Abstract Aerial Art
Better known as Abstract Aerial Art, we are two brothers and best mates from the UK, JP and Mike Andrews.
Specialising in photographing bizarre aerial images of planet Earth, the focus of our work centres around surreal, top-down perspectives of overlooked objects, structures, and landscapes.
Captured using our unique style of drone photography, we aim to show there is still a whole world out there waiting to be discovered.
Every shot is of a real place on our planet. Other than slight colour and contrast enhancements, they are not manipulated in any other way.
The ethos behind every picture is simply, “the point is not to work out what it is, but to show how weird and wonderful the world can look from above.”
As the majority of our time is spent travelling around the world to a wide variety of, often hard to get to, locations, practicality is our primary focus when it comes to gear. The minimal amount of equipment we use for our work is a true reflection of this statement.
Since we began doing this three years ago, we have learnt to find a balance between gear that offers us the best quality possible, in a package that is transportable and useable in the most practical way.
In an ideal world, we would love to have high-end cameras attached to high-end gimbals and drones. However, in the real world (costs and legalities aside!), it’s just not feasible for us to travel around the world with that sort of equipment in tow.
Listed below is what we need to get the job done to the high standard we expect of ourselves, nothing more, nothing less.
DJI Phantom 4 Pro The drone responsible for the majority of our work and, in our opinion, the best drone you can buy for a balance between quality and practicality.
The amount it’s been flown, the places it’s travelled, and the conditions it’s had to deal with; we have asked a lot of the Phantom 4 Pro! It has always delivered. A true testament to how good this thing really is.
DJI Mavic 2 Pro We initially brought this as a backup drone to the Phantom 4 Pro, however, we have found ourselves using it more and more in recent times.
We have come to the conclusion that the almost indistinguishable drop in picture quality compared to the Phantom 4 Pro is a sacrifice worth paying, for the practicality benefits the Mavic 2 Pro offers. It’s very likely that it will become our primary drone moving forward.

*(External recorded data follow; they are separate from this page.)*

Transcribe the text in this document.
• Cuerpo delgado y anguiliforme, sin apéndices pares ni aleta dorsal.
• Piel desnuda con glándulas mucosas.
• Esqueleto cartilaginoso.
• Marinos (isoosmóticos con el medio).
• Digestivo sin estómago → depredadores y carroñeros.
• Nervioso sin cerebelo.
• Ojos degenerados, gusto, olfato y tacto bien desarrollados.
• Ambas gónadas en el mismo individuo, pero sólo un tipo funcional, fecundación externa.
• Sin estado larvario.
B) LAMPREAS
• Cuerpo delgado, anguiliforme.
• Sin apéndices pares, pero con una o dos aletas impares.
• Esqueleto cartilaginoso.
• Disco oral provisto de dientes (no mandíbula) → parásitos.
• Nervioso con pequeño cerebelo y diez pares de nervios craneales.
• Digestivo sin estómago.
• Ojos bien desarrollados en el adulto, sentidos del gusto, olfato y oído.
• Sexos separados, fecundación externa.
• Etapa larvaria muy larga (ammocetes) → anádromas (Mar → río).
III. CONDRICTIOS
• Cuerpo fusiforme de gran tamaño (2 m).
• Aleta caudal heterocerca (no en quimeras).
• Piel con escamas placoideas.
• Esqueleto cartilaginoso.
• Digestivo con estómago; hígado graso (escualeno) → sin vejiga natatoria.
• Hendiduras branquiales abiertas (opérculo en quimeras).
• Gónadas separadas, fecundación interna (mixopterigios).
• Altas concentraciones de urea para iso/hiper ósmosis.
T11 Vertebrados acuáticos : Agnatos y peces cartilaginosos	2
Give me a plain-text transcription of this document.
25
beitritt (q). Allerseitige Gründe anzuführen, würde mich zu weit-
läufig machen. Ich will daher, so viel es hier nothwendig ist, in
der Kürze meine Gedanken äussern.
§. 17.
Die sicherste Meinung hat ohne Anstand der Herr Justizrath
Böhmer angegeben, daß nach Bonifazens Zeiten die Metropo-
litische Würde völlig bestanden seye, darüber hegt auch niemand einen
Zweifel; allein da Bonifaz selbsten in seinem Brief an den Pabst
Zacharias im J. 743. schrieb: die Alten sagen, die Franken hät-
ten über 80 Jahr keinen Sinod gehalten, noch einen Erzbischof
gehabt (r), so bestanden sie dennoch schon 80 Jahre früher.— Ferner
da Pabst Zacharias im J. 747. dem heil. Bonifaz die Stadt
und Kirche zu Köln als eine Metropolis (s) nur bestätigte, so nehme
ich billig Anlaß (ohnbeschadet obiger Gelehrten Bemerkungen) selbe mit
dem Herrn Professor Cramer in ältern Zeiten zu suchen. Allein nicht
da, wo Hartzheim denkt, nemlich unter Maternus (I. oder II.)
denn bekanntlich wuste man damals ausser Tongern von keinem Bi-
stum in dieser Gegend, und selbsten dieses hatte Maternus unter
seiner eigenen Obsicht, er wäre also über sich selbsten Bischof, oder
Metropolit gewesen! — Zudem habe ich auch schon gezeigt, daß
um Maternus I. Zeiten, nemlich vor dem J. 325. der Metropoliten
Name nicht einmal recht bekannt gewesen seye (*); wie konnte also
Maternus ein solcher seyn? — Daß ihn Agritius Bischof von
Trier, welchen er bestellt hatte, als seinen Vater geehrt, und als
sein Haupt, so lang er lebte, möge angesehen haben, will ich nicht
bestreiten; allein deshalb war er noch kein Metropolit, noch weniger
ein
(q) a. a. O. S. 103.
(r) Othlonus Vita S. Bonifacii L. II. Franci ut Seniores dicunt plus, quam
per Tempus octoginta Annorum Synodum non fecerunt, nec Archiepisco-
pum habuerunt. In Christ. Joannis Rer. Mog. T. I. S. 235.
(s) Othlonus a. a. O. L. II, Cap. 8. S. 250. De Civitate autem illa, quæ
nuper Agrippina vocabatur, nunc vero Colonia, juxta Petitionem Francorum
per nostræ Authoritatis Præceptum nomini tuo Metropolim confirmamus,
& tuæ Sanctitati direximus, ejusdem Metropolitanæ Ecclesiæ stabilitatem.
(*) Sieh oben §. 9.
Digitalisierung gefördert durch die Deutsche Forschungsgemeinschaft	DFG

(Looking for something more affordable? See: best drones under $200 guide)
PolarPro – Cinema Series – ND 4/8/16, ND 4PL/8PL/16PL There is always one of these filters attached to our drone. We never take a shot without one. The best in the business and the only drone filters we would recommend.
The cinema series pack gives you eight different options covering almost every lighting and condition situation you would find yourself in. A must have for anyone serious about shooting quality content from a drone.
Hardware & Software
Apple MacBook Pro (Retina, 15-inch, Mid 2015) It has survived everything from 40+ degrees and 100% humidity in the Australian outback to the freezing Icelandic winter and continues to keep going, never putting a foot wrong! What more could you ask of a piece of equipment. The poor thing is probably long overdue an upgrade and has fully earned its retirement!
Adobe Lightroom Our go-to software for editing. We like to let the locations do the talking so slight colour and contrast enhancements is all that we do to our shots. Adobe Lightroom is perfect for this.
Apple iPad Pro 2 Mainly used in conjunction with Google Earth for research purposes. We have always found having the bigger screen an iPad offers, compared to that of a phone screen, far easier and quicker to do this research.
Google Earth app The tool responsible for the locations we shoot! Google Earth is our primary research tool and we dedicate a huge amount of our time to this app looking for things we want to photograph. We could not find what we do without it.
LaCie Rugged Mini 4TB Hard Drive Fast, reliable, and survives the harsh conditions we put it through. Added bonus, easy to spot when you’ve put it down somewhere! Quick piece of advice: always do a double or even triple back up. No matter how reliable any hard drive is, you don’t want to lose your work (speaking from experience!).